As with other 360-degree cameras, the Vuze XR can connect to an app for shooting. There, users have access to their content gallery, a whole host of manual shooting functions—with more added regularly via firmware updates—and other camera settings. You connect to the camera via the internal WiFi network on the device, which allows you to preview images before shooting and to get live looks of the videos you’re capturing. And, of course, there’s support for live streaming through the app to various VR-ready video platforms, which adds another layer of functionality to the device.
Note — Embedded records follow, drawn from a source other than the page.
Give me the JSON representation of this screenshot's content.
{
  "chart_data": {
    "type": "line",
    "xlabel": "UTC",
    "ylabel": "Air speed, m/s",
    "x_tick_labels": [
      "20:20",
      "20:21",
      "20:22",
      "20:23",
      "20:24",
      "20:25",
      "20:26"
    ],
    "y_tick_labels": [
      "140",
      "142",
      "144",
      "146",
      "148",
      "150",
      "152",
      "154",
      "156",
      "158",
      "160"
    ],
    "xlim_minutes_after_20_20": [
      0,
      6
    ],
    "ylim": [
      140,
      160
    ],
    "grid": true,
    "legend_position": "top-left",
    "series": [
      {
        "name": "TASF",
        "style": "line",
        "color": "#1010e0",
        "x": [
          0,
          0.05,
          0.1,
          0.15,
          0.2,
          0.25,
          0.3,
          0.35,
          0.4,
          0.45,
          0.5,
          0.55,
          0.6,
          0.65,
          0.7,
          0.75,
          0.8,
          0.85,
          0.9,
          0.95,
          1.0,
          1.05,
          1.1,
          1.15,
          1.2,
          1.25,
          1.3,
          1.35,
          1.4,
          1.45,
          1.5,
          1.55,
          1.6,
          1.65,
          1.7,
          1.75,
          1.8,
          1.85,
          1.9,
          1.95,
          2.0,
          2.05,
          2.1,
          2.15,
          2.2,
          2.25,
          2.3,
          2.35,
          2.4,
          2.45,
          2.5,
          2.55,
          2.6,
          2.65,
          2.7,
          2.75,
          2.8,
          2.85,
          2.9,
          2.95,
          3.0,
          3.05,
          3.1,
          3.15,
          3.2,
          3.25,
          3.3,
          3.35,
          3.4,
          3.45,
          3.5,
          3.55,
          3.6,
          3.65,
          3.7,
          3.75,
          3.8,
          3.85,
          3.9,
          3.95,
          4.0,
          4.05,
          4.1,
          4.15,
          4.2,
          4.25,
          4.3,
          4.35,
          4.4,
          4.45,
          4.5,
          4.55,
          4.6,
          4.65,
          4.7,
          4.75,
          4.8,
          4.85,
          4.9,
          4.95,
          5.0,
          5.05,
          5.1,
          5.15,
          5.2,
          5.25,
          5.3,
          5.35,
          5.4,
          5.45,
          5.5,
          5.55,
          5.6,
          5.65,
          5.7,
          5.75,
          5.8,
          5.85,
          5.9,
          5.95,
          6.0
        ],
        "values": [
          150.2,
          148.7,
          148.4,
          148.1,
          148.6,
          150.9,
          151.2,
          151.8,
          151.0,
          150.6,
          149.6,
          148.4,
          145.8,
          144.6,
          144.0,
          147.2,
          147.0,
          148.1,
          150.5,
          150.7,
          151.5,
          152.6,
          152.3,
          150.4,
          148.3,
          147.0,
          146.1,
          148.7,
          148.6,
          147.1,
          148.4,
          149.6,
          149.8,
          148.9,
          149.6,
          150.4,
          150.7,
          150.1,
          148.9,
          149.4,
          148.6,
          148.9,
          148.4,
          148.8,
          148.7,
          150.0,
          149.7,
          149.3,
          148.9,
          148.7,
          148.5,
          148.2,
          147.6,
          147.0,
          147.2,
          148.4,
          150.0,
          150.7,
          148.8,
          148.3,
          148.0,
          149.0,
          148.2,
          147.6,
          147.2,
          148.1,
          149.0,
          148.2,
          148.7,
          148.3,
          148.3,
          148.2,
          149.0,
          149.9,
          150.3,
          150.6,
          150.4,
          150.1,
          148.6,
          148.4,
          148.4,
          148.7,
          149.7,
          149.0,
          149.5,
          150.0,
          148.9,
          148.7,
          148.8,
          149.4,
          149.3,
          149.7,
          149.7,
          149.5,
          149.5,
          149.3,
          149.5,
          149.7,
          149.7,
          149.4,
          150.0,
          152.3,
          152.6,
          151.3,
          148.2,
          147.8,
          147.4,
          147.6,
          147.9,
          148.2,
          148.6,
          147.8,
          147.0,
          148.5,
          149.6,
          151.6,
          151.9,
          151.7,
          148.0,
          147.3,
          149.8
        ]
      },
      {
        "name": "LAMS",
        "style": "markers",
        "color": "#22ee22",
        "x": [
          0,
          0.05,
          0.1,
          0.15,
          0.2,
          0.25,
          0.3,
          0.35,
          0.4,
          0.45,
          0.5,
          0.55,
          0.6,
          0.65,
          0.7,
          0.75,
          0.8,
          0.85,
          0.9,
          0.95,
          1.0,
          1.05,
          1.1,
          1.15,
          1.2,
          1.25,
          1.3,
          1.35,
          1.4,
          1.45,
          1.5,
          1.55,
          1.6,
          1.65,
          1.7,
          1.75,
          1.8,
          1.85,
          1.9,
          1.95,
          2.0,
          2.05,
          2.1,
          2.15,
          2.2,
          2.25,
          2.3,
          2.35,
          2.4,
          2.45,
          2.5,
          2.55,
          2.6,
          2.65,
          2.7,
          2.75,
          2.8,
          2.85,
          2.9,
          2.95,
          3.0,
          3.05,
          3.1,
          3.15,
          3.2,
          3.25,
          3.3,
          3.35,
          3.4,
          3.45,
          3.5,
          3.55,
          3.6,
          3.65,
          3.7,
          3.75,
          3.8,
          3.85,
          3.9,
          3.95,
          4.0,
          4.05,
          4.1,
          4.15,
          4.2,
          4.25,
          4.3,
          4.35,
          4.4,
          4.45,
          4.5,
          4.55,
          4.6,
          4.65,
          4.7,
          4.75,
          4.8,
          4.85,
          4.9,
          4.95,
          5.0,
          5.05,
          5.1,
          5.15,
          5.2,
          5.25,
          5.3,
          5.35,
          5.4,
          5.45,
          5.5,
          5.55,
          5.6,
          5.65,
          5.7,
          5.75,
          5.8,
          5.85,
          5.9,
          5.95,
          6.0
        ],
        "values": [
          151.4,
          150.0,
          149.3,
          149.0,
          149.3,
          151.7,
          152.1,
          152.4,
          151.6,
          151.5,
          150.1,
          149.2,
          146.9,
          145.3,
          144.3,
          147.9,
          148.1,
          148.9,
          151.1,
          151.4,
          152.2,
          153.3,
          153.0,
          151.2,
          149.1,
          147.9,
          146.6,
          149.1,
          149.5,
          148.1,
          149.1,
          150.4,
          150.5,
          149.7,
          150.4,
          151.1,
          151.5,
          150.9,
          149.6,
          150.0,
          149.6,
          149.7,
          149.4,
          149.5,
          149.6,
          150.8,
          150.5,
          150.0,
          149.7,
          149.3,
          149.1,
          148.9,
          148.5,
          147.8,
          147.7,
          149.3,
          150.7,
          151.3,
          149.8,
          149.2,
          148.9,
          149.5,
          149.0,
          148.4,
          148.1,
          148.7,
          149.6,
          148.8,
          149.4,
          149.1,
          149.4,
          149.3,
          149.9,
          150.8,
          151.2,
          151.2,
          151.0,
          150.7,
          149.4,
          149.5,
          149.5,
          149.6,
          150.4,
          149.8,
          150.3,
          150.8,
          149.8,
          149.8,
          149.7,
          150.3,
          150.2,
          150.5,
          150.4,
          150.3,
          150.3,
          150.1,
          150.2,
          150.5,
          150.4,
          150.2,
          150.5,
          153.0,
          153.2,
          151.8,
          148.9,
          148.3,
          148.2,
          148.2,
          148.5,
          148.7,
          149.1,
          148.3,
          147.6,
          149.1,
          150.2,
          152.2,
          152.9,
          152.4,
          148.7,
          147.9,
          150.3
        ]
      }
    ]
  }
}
From a performance perspective, the Vuze XR did relatively well. The camera utilizes dual 12MP sensors and two 210-degree lenses to capture content, with resolutions as high as 5.7K available via the Vuze desktop software. Pre-stitched video will be available and ready to go at 4K30, while you can render up to 4K60 and 5.7K30 through the software.
It’s safe to say that there isn’t a single 360-degree camera that’s mastered the art of stitching, and the Vuze XR is not exempt from that fact. Internal stitching in a 360-degree camera is a near-requirement if a brand hopes to target the entry-level, amateur consumer with their product. And while this camera performed well in a variety of settings—particularly when placed on top of a tripod—it certainly struggled in others. If you plan on holding the camera during use, expect to see an awkwardly cropped version of your hand and arm.
The 180-degree videos and stills are slightly better from a quality standpoint, though they’re right in line and perhaps slightly above the type of quality you’d expect from the VR market.
Where Are We With VR Content?
Which brings us to the part of the review where we need to talk about the VR market as a whole.
Bottom line, we’re still waiting for the VR market to catch on. There just hasn’t been that massive demand for VR content yet that would make adoption of VR cameras an absolute must. Don’t get me wrong, I’ve taken part in some impressive VR experiences, and I’ve seen the possibilities of storytelling through VR. But mass adoption just isn’t there yet.
That said, the way you get there is by getting this technology into the hands of all consumers. And for that to happen, the products that support this market need to be affordable and simple to use. And that’s what HumanEyes has been able to achieve with the Vuze XR.
Every time I speak with Jim Malcolm, the North American General Manager for HumanEyes, he has another kickass VR video to show off, and I end up more jazzed about the possibilities of VR.
So, are we to the point where VR content and VR products are must-haves? Probably not. But we’re getting there—slowly.
Bottom line with the Vuze XR, it’s easily the strongest example of an affordable and versatile VR-ready camera for the average consumer. You don’t need to be a super techy to understand how to use and get the most out of this product. It’s a strong educational tool for the VR space, helping the average consumer get a better understanding of what it’s like to capture and enjoy this incredibly immersive style of content.